CottageLabs/OpenArticleGauge

Describe process of analysing a dataset and enhancing results for that dataset

Opened this issue · 0 comments

It would probably be good to put up as a page in the docs (and link to it in a sensible manner) what Cameron wrote on 28 May 2014 in an email:

  1. Analyse the set of DOIs that are interest to you – there is something which is not quite an API client reference implementation available at https://github.com/cameronneylon/apcs (pyoag.py) and if you’re using IPython Notebooks then you can see how I’ve used it. This should give you a sense of the success of OAG at the moment in giving you results – I would guess for you set you might see 10-15% success rate.
  2. Analyse which journals/publishers have the worst return. Here you would probably want to try and look at datasets that should be enriched with articles that should have a license associated with them if you can.

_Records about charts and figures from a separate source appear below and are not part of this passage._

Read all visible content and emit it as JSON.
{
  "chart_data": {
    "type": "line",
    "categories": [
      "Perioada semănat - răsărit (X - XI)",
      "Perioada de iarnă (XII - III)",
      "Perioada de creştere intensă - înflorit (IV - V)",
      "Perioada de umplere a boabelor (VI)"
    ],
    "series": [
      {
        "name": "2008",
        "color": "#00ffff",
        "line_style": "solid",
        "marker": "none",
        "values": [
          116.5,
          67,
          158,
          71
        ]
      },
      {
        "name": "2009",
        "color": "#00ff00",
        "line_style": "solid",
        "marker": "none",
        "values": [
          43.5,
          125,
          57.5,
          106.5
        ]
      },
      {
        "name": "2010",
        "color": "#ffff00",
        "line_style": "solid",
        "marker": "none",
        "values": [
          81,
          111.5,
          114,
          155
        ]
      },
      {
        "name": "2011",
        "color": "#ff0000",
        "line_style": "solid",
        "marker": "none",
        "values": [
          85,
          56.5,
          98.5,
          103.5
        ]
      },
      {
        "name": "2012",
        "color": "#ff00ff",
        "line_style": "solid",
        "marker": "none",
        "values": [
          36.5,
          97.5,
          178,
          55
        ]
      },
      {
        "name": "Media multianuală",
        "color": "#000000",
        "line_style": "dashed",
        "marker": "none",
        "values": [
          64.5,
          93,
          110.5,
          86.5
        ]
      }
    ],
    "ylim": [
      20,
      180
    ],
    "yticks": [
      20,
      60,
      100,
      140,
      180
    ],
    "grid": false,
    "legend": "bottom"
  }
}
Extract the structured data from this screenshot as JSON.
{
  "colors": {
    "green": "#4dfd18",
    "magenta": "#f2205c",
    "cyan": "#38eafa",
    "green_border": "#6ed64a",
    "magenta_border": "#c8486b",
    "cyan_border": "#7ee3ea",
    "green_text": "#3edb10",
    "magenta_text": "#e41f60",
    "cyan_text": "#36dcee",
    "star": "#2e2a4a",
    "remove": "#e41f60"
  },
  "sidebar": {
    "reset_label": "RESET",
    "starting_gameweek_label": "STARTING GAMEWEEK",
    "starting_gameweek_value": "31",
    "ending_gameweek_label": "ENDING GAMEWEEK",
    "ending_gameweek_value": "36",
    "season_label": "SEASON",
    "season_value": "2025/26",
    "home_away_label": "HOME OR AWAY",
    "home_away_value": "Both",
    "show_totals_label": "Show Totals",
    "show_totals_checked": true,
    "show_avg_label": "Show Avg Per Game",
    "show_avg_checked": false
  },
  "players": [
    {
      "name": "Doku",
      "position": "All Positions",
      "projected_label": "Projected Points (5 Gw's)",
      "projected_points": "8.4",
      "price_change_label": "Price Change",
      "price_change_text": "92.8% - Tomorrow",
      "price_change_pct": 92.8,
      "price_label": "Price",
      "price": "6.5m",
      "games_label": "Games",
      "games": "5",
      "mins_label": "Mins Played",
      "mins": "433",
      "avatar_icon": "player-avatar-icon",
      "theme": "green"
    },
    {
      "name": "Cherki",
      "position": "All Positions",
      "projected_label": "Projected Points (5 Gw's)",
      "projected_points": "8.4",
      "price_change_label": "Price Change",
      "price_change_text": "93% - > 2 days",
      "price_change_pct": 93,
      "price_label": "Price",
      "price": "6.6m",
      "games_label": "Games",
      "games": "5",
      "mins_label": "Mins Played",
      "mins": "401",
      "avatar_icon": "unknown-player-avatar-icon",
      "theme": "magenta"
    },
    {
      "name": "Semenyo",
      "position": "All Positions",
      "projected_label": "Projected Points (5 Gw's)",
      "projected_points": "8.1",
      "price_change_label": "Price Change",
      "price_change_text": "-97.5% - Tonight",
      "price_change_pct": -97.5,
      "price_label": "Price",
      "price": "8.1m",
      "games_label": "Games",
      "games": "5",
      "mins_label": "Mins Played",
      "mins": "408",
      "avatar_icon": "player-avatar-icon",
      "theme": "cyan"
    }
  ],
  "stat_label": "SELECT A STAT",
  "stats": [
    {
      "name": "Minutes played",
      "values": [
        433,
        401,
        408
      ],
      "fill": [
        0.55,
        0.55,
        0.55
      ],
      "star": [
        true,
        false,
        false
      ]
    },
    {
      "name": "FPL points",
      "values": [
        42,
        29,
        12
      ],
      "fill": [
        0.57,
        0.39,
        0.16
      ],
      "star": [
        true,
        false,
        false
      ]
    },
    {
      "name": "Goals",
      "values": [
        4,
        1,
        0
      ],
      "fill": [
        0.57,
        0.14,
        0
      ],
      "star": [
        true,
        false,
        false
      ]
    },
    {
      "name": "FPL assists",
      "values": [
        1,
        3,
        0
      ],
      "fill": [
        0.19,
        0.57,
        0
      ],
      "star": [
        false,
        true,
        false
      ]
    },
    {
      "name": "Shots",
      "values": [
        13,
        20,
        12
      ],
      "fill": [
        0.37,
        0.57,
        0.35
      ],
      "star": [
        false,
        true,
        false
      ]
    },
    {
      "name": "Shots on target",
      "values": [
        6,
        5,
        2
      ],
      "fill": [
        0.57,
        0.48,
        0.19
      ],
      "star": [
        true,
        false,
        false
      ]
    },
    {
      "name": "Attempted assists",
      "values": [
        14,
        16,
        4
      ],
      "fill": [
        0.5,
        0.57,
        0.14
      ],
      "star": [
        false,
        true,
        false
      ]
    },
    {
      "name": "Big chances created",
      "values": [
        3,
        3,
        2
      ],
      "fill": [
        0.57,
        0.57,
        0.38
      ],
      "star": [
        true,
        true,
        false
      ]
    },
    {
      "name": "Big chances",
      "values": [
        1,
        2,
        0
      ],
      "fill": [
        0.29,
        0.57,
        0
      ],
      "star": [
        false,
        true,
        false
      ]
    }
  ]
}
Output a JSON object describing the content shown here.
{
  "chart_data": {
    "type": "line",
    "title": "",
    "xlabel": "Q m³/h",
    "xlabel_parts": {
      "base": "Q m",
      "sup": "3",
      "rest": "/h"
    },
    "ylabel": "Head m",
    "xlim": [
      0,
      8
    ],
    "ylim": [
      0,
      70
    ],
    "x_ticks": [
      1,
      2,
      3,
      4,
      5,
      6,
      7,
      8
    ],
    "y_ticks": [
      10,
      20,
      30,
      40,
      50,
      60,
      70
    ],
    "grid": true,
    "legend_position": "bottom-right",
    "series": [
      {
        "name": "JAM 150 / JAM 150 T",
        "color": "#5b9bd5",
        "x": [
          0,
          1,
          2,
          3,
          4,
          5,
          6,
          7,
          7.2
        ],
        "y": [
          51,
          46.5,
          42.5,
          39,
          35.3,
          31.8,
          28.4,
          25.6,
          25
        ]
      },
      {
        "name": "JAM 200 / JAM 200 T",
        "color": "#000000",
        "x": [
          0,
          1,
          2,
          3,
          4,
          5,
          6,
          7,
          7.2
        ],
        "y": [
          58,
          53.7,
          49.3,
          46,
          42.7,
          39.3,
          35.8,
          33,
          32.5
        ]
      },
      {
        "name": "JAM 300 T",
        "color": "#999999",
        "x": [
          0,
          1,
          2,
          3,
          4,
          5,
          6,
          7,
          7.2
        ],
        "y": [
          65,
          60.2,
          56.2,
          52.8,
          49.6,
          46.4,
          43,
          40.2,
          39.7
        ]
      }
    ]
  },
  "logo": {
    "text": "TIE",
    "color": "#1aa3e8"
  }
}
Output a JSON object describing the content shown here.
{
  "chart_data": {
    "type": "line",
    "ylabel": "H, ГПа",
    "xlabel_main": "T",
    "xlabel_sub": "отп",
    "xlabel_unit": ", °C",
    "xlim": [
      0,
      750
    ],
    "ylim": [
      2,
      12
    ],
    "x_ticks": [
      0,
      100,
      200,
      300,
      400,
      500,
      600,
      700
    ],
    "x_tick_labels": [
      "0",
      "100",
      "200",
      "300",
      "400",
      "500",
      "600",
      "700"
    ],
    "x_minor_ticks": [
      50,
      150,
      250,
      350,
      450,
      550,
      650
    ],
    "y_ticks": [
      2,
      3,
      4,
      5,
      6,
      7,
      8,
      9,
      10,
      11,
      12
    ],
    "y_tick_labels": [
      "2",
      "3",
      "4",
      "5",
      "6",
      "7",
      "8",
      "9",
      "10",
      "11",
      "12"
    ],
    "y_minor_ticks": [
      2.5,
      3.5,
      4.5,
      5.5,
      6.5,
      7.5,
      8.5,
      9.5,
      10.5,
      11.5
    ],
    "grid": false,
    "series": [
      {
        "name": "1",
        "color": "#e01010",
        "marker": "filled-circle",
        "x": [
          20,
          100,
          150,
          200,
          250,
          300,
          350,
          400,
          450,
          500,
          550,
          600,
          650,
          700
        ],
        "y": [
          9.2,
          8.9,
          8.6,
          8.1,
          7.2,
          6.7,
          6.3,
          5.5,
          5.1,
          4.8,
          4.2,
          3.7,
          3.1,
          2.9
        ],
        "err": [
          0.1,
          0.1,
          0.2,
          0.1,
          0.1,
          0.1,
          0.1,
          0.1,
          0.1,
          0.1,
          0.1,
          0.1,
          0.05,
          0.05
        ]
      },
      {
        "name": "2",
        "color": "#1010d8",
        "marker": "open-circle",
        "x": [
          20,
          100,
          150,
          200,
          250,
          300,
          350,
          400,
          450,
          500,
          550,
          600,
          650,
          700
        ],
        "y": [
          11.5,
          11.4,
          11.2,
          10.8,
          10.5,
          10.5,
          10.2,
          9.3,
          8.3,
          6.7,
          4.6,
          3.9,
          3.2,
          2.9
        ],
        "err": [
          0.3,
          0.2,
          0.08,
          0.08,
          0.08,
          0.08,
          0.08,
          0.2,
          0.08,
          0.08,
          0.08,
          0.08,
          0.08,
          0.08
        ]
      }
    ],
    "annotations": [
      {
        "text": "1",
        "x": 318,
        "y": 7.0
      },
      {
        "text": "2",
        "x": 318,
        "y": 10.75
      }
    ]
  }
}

You’ll probably find gaps as you move away from biomedical sciences (where we’ve focussed) into physics, chemistry and then it will probably be worst for non-english journals in social sciences and humanities.
  3. Identify important cases where we can improve the coverage for journals that are of interest. This might be as simple as gathering aggregating by journal those articles where you don’t get a license and seeing which ones have the most. Obtain license statements that can be added to the library (http://oag.cottagelabs.com/publisher/list)
  4. If desired help to write plugins for edge cases that are a problem – one large scale issue is those publishers (T&F for instance) where it is necessary to dig into the actual pdf to find license information.